Islak dilini dudaklarının arasından çıkartıp öptüğü yerleri emerken ellerimin saçlarına karışmasıyla sertçe inleyerek belime çıkardığı elini yatağa bastırdı. Hızlı bir nefes alıp belimi kavislendirirken avuçlarımı yatağa bastırarak gözlerimi sımsıkı bastırarak başımın dönmesinin geçmesini bekledim. Tenime yaptığı her temas, boynuma bıraktığı nefes aklımı başımdan alıyordu. "Ahu rahat dur." Karan'ın eli kaldırdığım belimi yatağa bastırmaya çalışırken parmaklarına dolanan saçlarımı ittirerek alttan bakışlarıyla yüzümü süzdü. "Bacaklarımın arasından çekilebilirsen daha rahat durabilirim." Güler gibi çıkan sesime sırıtıp alnını karnıma yaslayarak tenimi öptü. "Bana istediğimi vermelisin sarışın, kaybettin."

Başım tekrardan yastığa düşerken parmaklarımın arasındaki saçları çekiştirerek "Peki vermezsem, istediğini değiştirme gibi bir kıyak yapar mısın?" diye sordum. Karnımın üzerindeki dudakları kısa bir kahkaha atıp karnımdaki eliyle sol bacağımı okşadı. "Vermezsen alırım bebeğim, bilirsin ben bencil bir adamım."

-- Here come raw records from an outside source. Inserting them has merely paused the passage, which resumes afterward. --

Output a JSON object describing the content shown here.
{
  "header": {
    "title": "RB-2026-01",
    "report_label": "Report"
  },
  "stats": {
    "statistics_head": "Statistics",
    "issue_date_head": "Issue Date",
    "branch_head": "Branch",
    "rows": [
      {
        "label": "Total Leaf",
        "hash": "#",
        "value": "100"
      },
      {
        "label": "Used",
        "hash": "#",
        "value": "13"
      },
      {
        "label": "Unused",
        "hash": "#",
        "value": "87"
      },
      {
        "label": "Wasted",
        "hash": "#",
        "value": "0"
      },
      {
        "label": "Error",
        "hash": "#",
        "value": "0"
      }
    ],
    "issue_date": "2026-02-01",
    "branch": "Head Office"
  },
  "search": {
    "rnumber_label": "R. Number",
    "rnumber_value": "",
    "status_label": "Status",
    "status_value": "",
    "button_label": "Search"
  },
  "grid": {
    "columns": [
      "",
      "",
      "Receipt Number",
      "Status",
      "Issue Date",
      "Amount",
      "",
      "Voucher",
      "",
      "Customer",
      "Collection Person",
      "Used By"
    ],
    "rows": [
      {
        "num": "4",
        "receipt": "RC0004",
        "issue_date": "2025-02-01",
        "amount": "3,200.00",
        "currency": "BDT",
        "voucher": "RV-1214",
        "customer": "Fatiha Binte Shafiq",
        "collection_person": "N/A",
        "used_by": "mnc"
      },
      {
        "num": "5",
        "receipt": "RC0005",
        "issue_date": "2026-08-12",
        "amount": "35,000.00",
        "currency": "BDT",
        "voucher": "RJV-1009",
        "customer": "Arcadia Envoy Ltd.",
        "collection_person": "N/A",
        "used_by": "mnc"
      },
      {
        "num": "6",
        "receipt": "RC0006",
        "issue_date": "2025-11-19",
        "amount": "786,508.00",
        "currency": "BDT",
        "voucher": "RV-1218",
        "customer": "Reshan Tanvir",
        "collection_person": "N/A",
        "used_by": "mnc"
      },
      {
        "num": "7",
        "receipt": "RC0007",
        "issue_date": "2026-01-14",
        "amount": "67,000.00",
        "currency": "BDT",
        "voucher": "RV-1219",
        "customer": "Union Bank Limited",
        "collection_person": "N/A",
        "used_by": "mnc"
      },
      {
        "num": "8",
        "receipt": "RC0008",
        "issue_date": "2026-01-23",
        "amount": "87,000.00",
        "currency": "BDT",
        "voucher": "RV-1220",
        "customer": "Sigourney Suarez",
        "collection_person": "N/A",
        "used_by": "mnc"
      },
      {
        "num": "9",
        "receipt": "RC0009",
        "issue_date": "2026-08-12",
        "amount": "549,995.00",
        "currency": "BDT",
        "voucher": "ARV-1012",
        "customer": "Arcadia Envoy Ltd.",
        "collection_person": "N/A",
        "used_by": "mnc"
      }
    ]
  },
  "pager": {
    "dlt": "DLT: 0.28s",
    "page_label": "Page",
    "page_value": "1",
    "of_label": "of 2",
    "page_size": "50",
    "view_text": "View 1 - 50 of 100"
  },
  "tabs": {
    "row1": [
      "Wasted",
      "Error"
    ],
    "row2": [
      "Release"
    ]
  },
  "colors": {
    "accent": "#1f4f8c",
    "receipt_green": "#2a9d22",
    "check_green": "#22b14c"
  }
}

Söylediklerine gülümserken karnımın üzerine yasladığı çenesine bakarak parmaklarımı elmacık kemiklerinde gezdirdim. "Vallahi evlenmeden olmaz." Kinayeli lafıma keyifle gülerken parmak uçunu göğüs boşluğumda gezdirip bedenini bana sürterek başını omzuma yasladı. "Ah sarışınım insanların evlenmeden neler yapabileceğini tahmin bile edemezsin. Benim ki masum bir istek." Bahsettiği sözde masum isteğine gözlerimi devirirken boynumda ona yer açarak sıraladığı öpücüklerini memnuniyetle karşıladım. Dudakları boynumdan göğsüme doğru kayarken sabırsız parmaklarını sütyenime dolayarak üzerimdeki kalın kumaşı çekiştirdi. "Hadi bebeğim çıkar artık şunları."